It’s possible to eat healthy without breaking the bank, a study says.
For a family of four, buying a basket of food while shopping at a bulk or discount market averaged out at $25 a day, according to a study published March in the Journal of Nutrition Education and Behavior. That number was compared to $35 in specialty grocery stores.
“This study determined the likelihood that families living in low-income households could create meals that meet the USDA dietary guidelines presented in MyPlate nutrition education materials,” Karen M. Jetter, a researcher at University of California at Davis and study lead author, said in a news release. “In addition to food cost, the other factors considered were access to stores, time for meal preparation, and whether the menus included culturally appropriate foods.”
Researchers worked with Mechoopda Indian Tribe of Chico Rancheria in California, where 88 percent of households have incomes below $35,000, to create menus of food to feed a mother, father and children ages 7 and 10.

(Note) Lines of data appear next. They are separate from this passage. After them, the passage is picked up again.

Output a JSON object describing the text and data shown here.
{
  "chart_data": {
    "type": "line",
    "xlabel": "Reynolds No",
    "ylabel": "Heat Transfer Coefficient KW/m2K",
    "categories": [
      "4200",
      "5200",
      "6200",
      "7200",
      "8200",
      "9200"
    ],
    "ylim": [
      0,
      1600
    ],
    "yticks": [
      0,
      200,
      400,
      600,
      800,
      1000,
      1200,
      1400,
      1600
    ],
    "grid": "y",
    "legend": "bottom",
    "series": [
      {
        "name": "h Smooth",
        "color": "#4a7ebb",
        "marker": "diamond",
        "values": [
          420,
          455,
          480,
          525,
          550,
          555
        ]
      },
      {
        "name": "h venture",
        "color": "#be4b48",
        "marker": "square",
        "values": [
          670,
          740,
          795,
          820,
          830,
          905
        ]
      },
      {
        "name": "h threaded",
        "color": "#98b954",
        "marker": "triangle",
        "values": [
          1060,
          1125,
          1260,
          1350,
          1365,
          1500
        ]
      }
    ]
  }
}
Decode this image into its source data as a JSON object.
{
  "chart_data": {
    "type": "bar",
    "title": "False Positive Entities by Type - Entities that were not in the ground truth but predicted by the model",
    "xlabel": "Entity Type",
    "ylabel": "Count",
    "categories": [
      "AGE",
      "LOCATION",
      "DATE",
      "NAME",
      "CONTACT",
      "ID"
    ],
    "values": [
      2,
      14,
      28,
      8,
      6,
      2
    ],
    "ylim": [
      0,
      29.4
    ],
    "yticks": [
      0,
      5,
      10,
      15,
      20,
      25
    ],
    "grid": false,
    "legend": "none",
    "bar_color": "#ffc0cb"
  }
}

The menus offered a variety of food, didn’t have processed foods, were affordable and didn’t require always require cooking to prepare. Each menu also had manageable portions of food without high fat or salt content.
This was a two-week menu, however, and the meals didn’t always meet the daily requirements for nutrition, researchers cautioned.
The researchers visited 13 grocery stores within a 10-minute car ride of most community members to figure out the cost of food. While bulk and general grocery stores had the biggest selections for a two-week menu, the specialty and discount markets lacked 52 of basic necessities for the menu.
According to the U.S. Census, close to 40 million people live in poverty. That’s also the same number of people who live in households experiencing food insecurity, the USDA reports.
“This research demonstrates that menus that meet USDA guidelines can be purchased by a family of four when shopping at a bulk supermarket, but any reduction in SNAP benefits or increase in food costs would make it difficult for these economically vulnerable families to maintain a healthy lifestyle,” Jetter said.